Question

In a bolt factory, three machines A, B and C manufacture 25, 35 and 40 percent of the total bolts respectively. Out of the total bolts manufactured by the machines 5, 4 and 2 percent are defective from machine A, B and C respectively. A bolt drawn at random is found to be defective. Find the probability that it was manufactured by (i) Machine A or C (ii) Machine B.

Answer 1

Hint: We will be using the concepts of probability to solve the problem. We will first find the probability of a bolt manufactured by the machines A, B, C respectively then we will find the probability of a bolt manufactured by a machine is defective and then will be using Bayes theorem to find the answer.

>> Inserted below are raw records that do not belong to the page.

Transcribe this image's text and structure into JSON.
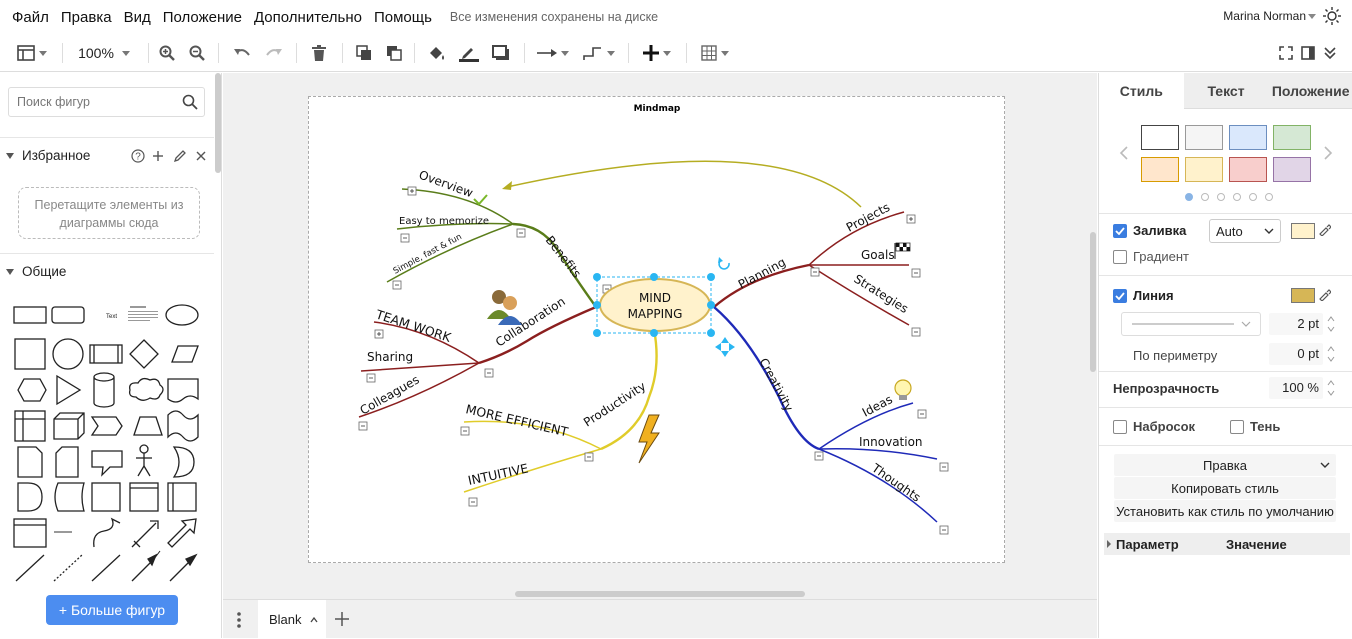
{
  "menu": {
    "items": [
      "Файл",
      "Правка",
      "Вид",
      "Положение",
      "Дополнительно",
      "Помощь"
    ],
    "status": "Все изменения сохранены на диске",
    "user": "Marina Norman"
  },
  "toolbar": {
    "zoom": "100%"
  },
  "left": {
    "search_placeholder": "Поиск фигур",
    "favorites_title": "Избранное",
    "dropzone_text": "Перетащите элементы из диаграммы сюда",
    "general_title": "Общие",
    "more_shapes": "+ Больше фигур"
  },
  "diagram": {
    "title": "Mindmap",
    "center_line1": "MIND",
    "center_line2": "MAPPING",
    "branches": {
      "benefits": "Benefits",
      "overview": "Overview",
      "easy": "Easy to memorize",
      "simple": "Simple, fast & fun",
      "collaboration": "Collaboration",
      "teamwork": "TEAM WORK",
      "sharing": "Sharing",
      "colleagues": "Colleagues",
      "productivity": "Productivity",
      "efficient": "MORE EFFICIENT",
      "intuitive": "INTUITIVE",
      "planning": "Planning",
      "projects": "Projects",
      "goals": "Goals",
      "strategies": "Strategies",
      "creativity": "Creativity",
      "ideas": "Ideas",
      "innovation": "Innovation",
      "thoughts": "Thoughts"
    }
  },
  "bottom": {
    "page_tab": "Blank"
  },
  "right": {
    "tabs": [
      "Стиль",
      "Текст",
      "Положение"
    ],
    "swatches": [
      "#ffffff",
      "#f5f5f5",
      "#dae8fc",
      "#d5e8d4",
      "#ffe6cc",
      "#fff2cc",
      "#f8cecc",
      "#e1d5e7"
    ],
    "fill_label": "Заливка",
    "fill_value": "Auto",
    "fill_color": "#fff2cc",
    "gradient_label": "Градиент",
    "line_label": "Линия",
    "line_color": "#d6b656",
    "line_width": "2 pt",
    "perimeter_label": "По периметру",
    "perimeter_value": "0 pt",
    "opacity_label": "Непрозрачность",
    "opacity_value": "100 %",
    "sketch_label": "Набросок",
    "shadow_label": "Тень",
    "edit_label": "Правка",
    "copy_style": "Копировать стиль",
    "set_default": "Установить как стиль по умолчанию",
    "param_label": "Параметр",
    "value_label": "Значение"
  }
}
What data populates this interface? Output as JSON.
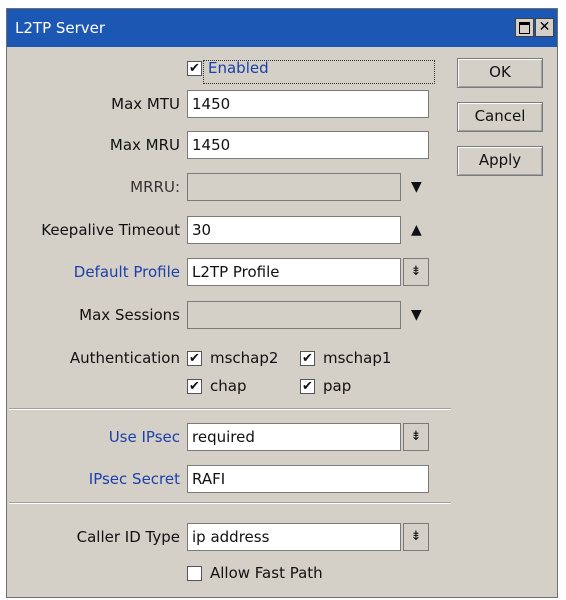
{
  "window": {
    "title": "L2TP Server"
  },
  "buttons": {
    "ok": "OK",
    "cancel": "Cancel",
    "apply": "Apply"
  },
  "titlebar_buttons": {
    "close": "✕"
  },
  "form": {
    "enabled_label": "Enabled",
    "enabled_checked": true,
    "max_mtu_label": "Max MTU",
    "max_mtu_value": "1450",
    "max_mru_label": "Max MRU",
    "max_mru_value": "1450",
    "mrru_label": "MRRU:",
    "mrru_value": "",
    "keepalive_label": "Keepalive Timeout",
    "keepalive_value": "30",
    "default_profile_label": "Default Profile",
    "default_profile_value": "L2TP Profile",
    "max_sessions_label": "Max Sessions",
    "max_sessions_value": "",
    "authentication_label": "Authentication",
    "auth_options": {
      "mschap2": "mschap2",
      "mschap1": "mschap1",
      "chap": "chap",
      "pap": "pap"
    },
    "use_ipsec_label": "Use IPsec",
    "use_ipsec_value": "required",
    "ipsec_secret_label": "IPsec Secret",
    "ipsec_secret_value": "RAFI",
    "caller_id_type_label": "Caller ID Type",
    "caller_id_type_value": "ip address",
    "allow_fast_path_label": "Allow Fast Path",
    "allow_fast_path_checked": false
  },
  "glyphs": {
    "check": "✔",
    "down_arrow": "▼",
    "up_arrow": "▲",
    "dropdown": "⇟"
  },
  "colors": {
    "titlebar": "#1c57b4",
    "link_label": "#1c3fa8",
    "window_bg": "#d4d0c8"
  }
}
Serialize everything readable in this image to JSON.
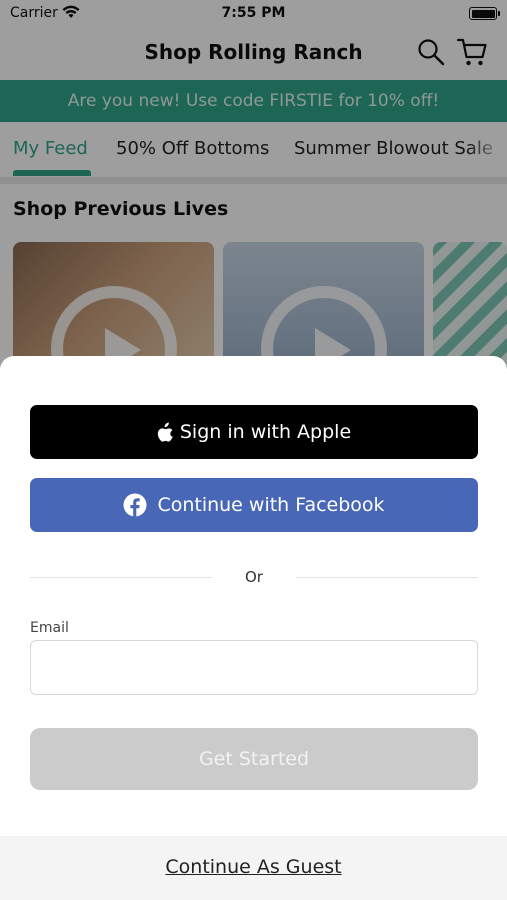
{
  "status_bar": {
    "carrier": "Carrier",
    "time": "7:55 PM"
  },
  "nav": {
    "title": "Shop Rolling Ranch"
  },
  "promo": {
    "text": "Are you new! Use code FIRSTIE for 10% off!"
  },
  "tabs": [
    {
      "label": "My Feed",
      "active": true
    },
    {
      "label": "50% Off Bottoms",
      "active": false
    },
    {
      "label": "Summer Blowout Sale",
      "active": false
    }
  ],
  "section": {
    "title": "Shop Previous Lives"
  },
  "colors": {
    "accent": "#2fa58a",
    "facebook": "#4867b7",
    "apple": "#000000",
    "disabled": "#cbcbcb"
  },
  "sheet": {
    "apple_label": "Sign in with Apple",
    "facebook_label": "Continue with Facebook",
    "divider_text": "Or",
    "email_label": "Email",
    "email_value": "",
    "get_started_label": "Get Started",
    "guest_label": "Continue As Guest"
  }
}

Complete step-by-step answer:

We have been given that;
Bolts manufactured from machine A = 25%
Bolts manufactured from machine B = 35%
Bolts manufactured from machine C = 40%
So, probability of bolt manufactured by machine $A=P\left( A \right)=\dfrac{25}{100}=0.25$
Probability of bolt manufactured by machine $B=P\left( B \right)=\dfrac{35}{100}=0.35$
Probability of bolt manufactured by machine $C=P\left( C \right)=\dfrac{40}{100}=0.40$
Now, probability of a defective bolt manufactured by machine $A=P\left( D\left| A \right. \right)=\dfrac{5}{100}=0.05$
Probability of a defective bolt manufactured by machine $B=P\left( D\left| B \right. \right)=\dfrac{4}{100}=0.04$
Probability of a defective bolt manufactured by machine $C=P\left( D\left| C \right. \right)=\dfrac{2}{100}=0.02$

Now, we know that according to Bayes theorem;
$P\left( A\left| B \right. \right)=\dfrac{P\left( B\left| A \right. \right).P\left( A \right)}{P\left( B \right)}$
Where;
$A,B=$ events
$P\left( A\left| B \right. \right)=$ probability of B given A is true
$P\left( A \right),P\left( B \right)=$ The independent probability of A and B
So,
\[P\left( B\left| D \right. \right)=\dfrac{P\left( B \right).P\left( D\left| B \right. \right)}{P\left( A \right).P\left( D\left| A \right. \right)+P\left( B \right).P\left( D\left| B \right. \right)+P\left( C \right).P\left( D\left| C \right. \right)}\]
Where D means bolt is defective
$\begin{align}
  & P\left( B\left| D \right. \right)=\dfrac{0.35\times 0.04}{0.25\times 0.05+0.35\times 0.04+0.4\times 0.02} \\
 & =\dfrac{0.014}{0.0125+0.014+0.008} \\
 & =\dfrac{0.014}{0.0345} \\
 & =\dfrac{140}{345} \\
 & =\dfrac{28}{69} \\
\end{align}$
Therefore, probability that it was manufactured by machine B is $\dfrac{28}{69}$
Now, for is part we have to find the probability that it was manufactured by machine A or C. It is same as the probability that is not manufactured by B. Therefore, probability it was manufactured by machine A or C;
$=1-P\left( B\left| D \right. \right)$
$\begin{align}
  & =1-\dfrac{28}{69} \\
 & =\dfrac{69-28}{69} \\
 & =\dfrac{41}{69} \\
\end{align}$

Note: These types of questions are formula based so remembering the formula of Baye’s theorem will be helpful, also it becomes easier to solve (i) part by solving (ii) first.